Polizei-Bataillon 309

Mit Runderlass des Reichsführers SS und Chef der deutschen Polizei, Heinrich Himmler, vom 11. Oktober 1939 sollten zur Sicherstellung des Bedarfes an Polizeikräften in den von der Wehrmacht besetzten Gebieten 26.000 ungediente wehrpflichtige und Angehörige älterer Geburtsjahrgänge als Polizeirekruten angeworben werden. Zu Ausbildungszwecken wurden insgesamt 38 Polizei-Ausbildungs-Bataillone geschaffen, in denen die Rekruten nach Jahrgängen getrennt aufgenommen wurden. Die Rekruten der späteren Polizei-Bataillone 301 bis 325 entstammten den älteren Jahrgängen 1909 bis 1912. Sie wurden als so genannte „Wachtmeisterbataillone“ bezeichnet. Die Führungspositionen in den Bataillonen wurden meist durch Berufspolizisten besetzt, welche die Rekruten ausbildeten. Den Rekruten wurden die Befreiung vom Wehrdienst und rasche Aufstiegsmöglichkeiten versprochen.[2]

Das Polizei-Bataillon 309 wurde am 19. September 1940 aus dem Polizei-Ausbildungs-Bataillon „A“ in Köln gebildet. Am 23. September 1940 wurde das Bataillon nach Radom in das damalige Generalgouvernement verlegt. In Radom war es zwischen Oktober 1940 und Mai 1941 für die Bewachung des dortigen Ghettos eingesetzt.[3]

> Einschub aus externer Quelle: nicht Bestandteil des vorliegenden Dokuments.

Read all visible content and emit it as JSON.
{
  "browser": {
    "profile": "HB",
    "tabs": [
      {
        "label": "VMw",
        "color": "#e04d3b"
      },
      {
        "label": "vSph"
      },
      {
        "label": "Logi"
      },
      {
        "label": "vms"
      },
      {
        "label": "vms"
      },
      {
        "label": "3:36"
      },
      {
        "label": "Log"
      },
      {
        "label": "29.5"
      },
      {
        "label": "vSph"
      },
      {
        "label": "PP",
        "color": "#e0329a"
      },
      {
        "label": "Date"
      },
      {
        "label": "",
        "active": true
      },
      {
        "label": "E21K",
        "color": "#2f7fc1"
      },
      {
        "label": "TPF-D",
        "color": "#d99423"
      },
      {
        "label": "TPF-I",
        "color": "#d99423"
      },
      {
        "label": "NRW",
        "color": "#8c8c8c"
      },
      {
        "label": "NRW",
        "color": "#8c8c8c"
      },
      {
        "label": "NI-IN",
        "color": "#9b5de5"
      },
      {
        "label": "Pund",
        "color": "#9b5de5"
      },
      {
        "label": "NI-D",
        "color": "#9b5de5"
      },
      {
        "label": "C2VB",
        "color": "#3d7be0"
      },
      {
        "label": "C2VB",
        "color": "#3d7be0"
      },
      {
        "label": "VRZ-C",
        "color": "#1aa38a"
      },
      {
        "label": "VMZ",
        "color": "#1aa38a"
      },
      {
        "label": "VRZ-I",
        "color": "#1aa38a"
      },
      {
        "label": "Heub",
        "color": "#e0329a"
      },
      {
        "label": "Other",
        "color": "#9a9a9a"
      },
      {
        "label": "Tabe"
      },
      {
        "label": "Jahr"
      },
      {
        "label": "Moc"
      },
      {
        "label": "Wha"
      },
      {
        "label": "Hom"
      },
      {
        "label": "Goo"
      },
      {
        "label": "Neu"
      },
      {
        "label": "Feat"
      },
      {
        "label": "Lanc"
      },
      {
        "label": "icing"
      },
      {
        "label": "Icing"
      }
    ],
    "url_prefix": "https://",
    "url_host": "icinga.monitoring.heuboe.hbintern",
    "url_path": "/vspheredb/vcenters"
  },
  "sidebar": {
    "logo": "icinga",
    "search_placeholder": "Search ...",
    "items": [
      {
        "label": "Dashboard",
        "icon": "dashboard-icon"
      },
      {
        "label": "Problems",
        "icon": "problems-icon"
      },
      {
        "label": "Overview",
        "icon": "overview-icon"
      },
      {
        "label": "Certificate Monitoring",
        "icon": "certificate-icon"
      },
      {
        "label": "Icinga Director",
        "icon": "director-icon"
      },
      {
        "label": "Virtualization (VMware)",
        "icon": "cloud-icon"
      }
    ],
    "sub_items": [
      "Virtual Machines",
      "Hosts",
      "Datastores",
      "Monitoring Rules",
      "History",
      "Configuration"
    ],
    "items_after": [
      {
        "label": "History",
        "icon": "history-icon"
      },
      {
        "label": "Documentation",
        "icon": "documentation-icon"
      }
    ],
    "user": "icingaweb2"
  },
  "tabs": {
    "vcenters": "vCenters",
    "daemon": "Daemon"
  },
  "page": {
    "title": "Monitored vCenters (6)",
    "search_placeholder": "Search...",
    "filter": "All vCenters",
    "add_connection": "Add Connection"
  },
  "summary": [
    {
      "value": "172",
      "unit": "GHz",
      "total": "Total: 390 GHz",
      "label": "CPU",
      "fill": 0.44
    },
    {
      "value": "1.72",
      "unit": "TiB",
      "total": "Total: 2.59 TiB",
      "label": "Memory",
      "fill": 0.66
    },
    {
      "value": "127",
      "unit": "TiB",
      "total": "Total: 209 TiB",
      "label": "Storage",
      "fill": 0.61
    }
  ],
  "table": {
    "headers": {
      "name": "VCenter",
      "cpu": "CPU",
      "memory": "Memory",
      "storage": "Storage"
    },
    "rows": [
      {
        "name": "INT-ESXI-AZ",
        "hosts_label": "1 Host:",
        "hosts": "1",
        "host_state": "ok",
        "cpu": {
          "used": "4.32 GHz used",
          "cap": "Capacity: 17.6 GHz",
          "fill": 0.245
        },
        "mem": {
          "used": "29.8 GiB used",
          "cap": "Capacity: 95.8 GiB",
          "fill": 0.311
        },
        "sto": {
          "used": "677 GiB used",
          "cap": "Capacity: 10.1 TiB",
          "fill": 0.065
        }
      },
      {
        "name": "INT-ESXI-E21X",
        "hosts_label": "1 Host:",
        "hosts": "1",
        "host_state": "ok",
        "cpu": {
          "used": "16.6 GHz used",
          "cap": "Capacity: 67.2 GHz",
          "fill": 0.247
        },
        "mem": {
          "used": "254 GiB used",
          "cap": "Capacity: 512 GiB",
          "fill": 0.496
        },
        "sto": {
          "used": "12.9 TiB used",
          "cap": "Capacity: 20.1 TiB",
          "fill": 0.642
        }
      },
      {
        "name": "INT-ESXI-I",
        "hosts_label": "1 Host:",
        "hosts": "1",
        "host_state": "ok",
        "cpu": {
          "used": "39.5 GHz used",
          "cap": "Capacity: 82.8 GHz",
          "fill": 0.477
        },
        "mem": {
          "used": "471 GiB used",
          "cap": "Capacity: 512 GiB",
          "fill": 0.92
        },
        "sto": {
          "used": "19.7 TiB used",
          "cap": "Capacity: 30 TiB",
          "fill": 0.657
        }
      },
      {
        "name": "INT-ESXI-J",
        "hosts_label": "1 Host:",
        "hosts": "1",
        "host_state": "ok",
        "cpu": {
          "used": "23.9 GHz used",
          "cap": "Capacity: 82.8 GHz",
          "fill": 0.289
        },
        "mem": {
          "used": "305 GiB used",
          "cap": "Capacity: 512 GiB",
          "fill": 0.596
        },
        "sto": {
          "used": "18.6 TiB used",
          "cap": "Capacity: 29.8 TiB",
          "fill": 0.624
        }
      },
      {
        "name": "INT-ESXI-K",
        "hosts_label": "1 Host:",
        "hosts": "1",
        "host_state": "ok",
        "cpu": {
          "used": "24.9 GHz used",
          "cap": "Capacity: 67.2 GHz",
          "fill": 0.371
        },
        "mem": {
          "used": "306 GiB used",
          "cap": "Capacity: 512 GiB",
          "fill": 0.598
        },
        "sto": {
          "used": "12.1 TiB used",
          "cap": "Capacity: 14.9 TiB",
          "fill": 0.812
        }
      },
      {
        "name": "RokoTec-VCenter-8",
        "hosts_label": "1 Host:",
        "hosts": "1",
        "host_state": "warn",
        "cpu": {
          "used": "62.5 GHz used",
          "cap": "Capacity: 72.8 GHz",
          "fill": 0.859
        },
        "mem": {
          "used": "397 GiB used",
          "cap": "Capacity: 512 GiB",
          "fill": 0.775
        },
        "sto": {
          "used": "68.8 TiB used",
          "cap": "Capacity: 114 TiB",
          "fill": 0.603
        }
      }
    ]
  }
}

Nach Ostrolenka in Masowien erfolgte die Verlegung gegen Ende Mai 1941 in Vorbereitung des Überfalls auf die Sowjetunion. Bereits am 27. Juni 1941 rückten die Truppen des Polizei-Bataillons 309 in Białystok ein. Zu diesem Zeitpunkt war das Bataillon der 221. Sicherungs-Division unterstellt. Auf Befehl des Bataillonskommandeurs, Major Ernst Weis, wurde das jüdische Viertel der Stadt durchsucht, um alle jüdischen Männer festzunehmen. Zunächst wurden die Juden auf dem Marktplatz zusammengetrieben. Dabei kam es zu Demütigungen und ersten Erschießungen. Während ein Teil der Juden zu einem Park gebracht und dort gruppenweise hingerichtet wurde, befahl man einen anderen Teil in die Synagoge. Nachdem sich in der Synagoge 700 bis 800 Juden versammelt hatten, wurde das Gebäude angezündet. Flüchtende wurden erschossen. Das Feuer griff von der Synagoge auf das jüdische Viertel über, in dessen Flammen weitere 1.000 Menschen starben. Insgesamt fielen etwa 2.000 bis 2.200 Juden dem Polizei-Bataillon 309 zum Opfer. Am nächsten Tag wurden 30 Wagenladungen mit Leichen zu einem Massengrab transportiert.[4]

Sodann tauchte das Bataillon am 8. Juli 1941 im Gebiet um Białowieża auf, wo es bis 10. Juli 1941 hunderte Juden festnahm, die anschließend nach Hajnówka deportiert wurden. Das dort errichtete Gefangenenlager wurde in der ersten Hälfte des Juli 1941 vom Polizei-Bataillon 309 bewacht.[5]

Am 16. Juli 1941 wurden dem Bataillon Kommissare zur Erschießung übergeben.[6]

Anschließend wurde das Bataillon gegen versprengte Truppen in Slonim eingesetzt. Ab 24. Juli 1941 erfolgte der Einsatz im Raum Sluzk, danach in Babrujsk. Vom 12. bis 30. August 1941 war das Bataillon im Gebiet Smolensk zu einer „Befriedungsaktion“ eingesetzt. Eine unbekannte Anzahl an Menschen fielen hier den Maßnahmen zum Opfer.[7]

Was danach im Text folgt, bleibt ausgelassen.